The average mortgage rate for a 30-year fixed-rate loan during the third quarter — from July to September — was lower than it is now, ranging between 4.99% and 6.70%, according to Freddie Mac. Rates are currently hovering above 7% and expected to go up further as the Federal Reserve continues to take action to rein in inflation.

Where prices rose the most

Prices grew in all parts of the country during the third quarter, but were up the most in the South, rising 11.9% in the third quarter from the year before, according to the report. Prices were up 8.2% in the Northeast, 7.4% in the West, and 6.6% in the Midwest.

Seven of the 10 cities with the biggest year-over-year price jumps were in Florida.

Sarasota, Florida, saw the biggest price jump in the third quarter, up 23.8% from a year earlier. It was followed by the Lakeland and Winter Haven area of Florida, up 21.2% from last year; Myrtle Beach, South Carolina, up by 21.1%; Panama City, Florida, up by 20.5%; and Daytona Beach, Florida, up by 19.6%.

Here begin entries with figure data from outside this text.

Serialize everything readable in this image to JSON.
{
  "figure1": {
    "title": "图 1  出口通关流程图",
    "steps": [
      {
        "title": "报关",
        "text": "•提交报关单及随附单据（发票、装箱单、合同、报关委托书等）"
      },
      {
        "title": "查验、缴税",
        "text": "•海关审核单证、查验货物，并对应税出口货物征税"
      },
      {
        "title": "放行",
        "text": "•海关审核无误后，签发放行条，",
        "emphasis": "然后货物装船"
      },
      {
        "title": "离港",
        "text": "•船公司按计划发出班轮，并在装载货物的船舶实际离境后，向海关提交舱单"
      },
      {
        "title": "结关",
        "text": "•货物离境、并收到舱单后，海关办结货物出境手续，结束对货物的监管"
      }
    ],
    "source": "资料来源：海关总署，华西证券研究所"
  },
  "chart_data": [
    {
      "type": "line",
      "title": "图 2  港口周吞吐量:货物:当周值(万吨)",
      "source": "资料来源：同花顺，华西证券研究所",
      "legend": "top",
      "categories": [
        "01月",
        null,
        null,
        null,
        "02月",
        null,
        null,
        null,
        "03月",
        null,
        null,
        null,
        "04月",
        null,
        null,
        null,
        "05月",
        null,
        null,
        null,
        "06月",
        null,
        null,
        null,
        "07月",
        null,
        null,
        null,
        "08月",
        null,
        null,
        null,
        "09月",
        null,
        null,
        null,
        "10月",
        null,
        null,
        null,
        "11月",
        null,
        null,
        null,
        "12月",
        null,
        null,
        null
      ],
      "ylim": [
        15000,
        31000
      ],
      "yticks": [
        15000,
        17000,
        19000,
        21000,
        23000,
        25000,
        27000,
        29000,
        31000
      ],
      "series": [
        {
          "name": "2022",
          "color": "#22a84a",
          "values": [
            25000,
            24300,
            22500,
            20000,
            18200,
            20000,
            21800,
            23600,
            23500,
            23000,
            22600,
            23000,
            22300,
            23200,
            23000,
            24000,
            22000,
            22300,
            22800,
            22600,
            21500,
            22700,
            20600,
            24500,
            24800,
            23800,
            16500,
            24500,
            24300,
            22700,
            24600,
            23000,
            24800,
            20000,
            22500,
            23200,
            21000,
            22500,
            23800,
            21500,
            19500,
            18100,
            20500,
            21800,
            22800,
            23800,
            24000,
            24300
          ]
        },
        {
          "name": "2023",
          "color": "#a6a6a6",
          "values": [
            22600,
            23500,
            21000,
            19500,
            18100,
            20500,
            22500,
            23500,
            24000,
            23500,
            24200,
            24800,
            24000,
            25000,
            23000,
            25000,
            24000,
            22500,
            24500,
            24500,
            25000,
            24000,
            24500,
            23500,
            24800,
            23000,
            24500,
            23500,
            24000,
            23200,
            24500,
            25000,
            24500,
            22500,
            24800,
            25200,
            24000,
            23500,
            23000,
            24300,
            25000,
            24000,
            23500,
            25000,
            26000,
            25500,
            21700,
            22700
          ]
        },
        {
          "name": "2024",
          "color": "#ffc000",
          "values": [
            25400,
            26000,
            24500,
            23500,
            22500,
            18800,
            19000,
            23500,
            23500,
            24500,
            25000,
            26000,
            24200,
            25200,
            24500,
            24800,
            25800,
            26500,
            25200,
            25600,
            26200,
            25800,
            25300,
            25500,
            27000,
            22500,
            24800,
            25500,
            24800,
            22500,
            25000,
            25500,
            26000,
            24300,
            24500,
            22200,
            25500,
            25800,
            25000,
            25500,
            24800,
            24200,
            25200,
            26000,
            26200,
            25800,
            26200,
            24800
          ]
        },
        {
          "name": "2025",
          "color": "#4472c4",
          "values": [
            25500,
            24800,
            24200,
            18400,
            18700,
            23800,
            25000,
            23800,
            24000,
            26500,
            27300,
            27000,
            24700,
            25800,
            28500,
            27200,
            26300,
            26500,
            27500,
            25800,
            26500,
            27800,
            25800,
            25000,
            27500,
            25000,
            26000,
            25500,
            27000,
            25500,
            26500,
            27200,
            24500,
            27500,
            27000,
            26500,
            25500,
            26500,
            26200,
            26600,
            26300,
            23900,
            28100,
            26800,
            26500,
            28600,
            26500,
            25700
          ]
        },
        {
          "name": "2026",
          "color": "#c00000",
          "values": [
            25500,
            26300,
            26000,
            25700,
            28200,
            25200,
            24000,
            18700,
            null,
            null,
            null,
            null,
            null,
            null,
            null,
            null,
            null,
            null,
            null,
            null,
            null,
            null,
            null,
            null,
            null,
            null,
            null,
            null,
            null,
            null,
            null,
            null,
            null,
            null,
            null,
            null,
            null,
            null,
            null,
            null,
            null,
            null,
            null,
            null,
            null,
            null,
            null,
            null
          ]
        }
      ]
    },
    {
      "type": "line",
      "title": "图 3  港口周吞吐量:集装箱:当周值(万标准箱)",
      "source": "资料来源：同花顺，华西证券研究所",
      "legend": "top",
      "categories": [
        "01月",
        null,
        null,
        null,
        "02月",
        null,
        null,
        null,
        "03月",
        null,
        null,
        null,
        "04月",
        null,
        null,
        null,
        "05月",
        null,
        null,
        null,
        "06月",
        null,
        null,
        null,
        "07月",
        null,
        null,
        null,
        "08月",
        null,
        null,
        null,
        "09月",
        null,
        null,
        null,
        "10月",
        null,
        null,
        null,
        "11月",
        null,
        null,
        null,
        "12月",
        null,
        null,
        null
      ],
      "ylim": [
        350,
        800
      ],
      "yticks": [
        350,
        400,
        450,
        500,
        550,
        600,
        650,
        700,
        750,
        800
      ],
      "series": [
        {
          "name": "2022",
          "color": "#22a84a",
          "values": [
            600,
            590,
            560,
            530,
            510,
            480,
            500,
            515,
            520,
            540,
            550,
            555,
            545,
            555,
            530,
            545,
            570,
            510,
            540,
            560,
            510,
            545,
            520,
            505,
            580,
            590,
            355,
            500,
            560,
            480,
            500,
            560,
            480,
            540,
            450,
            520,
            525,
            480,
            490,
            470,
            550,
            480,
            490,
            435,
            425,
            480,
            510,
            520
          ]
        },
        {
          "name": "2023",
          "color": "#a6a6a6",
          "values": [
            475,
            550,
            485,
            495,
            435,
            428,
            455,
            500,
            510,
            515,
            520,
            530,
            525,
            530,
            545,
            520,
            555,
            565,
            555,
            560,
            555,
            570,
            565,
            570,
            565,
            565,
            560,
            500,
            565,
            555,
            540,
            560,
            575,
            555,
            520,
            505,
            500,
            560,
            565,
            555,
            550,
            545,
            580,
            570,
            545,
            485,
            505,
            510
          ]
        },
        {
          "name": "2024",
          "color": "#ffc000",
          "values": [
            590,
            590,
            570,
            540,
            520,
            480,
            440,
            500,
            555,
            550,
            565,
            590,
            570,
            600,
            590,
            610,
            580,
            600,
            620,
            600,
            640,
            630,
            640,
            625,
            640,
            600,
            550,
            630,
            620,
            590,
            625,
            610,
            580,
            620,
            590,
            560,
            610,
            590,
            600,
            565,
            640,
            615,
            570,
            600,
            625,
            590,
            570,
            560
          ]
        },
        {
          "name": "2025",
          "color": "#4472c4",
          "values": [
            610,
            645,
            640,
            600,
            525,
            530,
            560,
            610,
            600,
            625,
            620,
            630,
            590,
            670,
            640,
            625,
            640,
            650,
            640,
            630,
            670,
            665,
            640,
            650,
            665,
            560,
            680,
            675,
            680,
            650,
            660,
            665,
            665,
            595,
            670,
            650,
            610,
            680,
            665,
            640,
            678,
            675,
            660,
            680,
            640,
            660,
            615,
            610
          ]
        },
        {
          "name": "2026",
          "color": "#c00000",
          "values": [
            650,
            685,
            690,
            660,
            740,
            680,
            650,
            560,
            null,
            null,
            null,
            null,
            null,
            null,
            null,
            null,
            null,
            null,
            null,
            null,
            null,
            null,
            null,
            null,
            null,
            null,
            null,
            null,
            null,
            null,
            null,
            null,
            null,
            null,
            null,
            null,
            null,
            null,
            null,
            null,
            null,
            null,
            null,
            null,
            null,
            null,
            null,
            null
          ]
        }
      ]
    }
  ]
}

The most expensive markets to buy a home were largely in the West, with half of the top 10 priciest cities in California.

San Jose, California, was the most expensive place to buy a home in the third quarter with the median price hitting $1,688,000, which was up 2.3% from a year before. It was followed by San Francisco, with a median price of $1,300,000; Anaheim, California, at $1,200,000; Honolulu, at $1,127,400; and San Diego, at $900,000.

“The more expensive markets on the West Coast will likely experience some price declines following this rapid price appreciation, which is the result of many years of limited home building,” Yun said. “The Midwest, with relatively affordable home prices, will likely continue to see price gains.”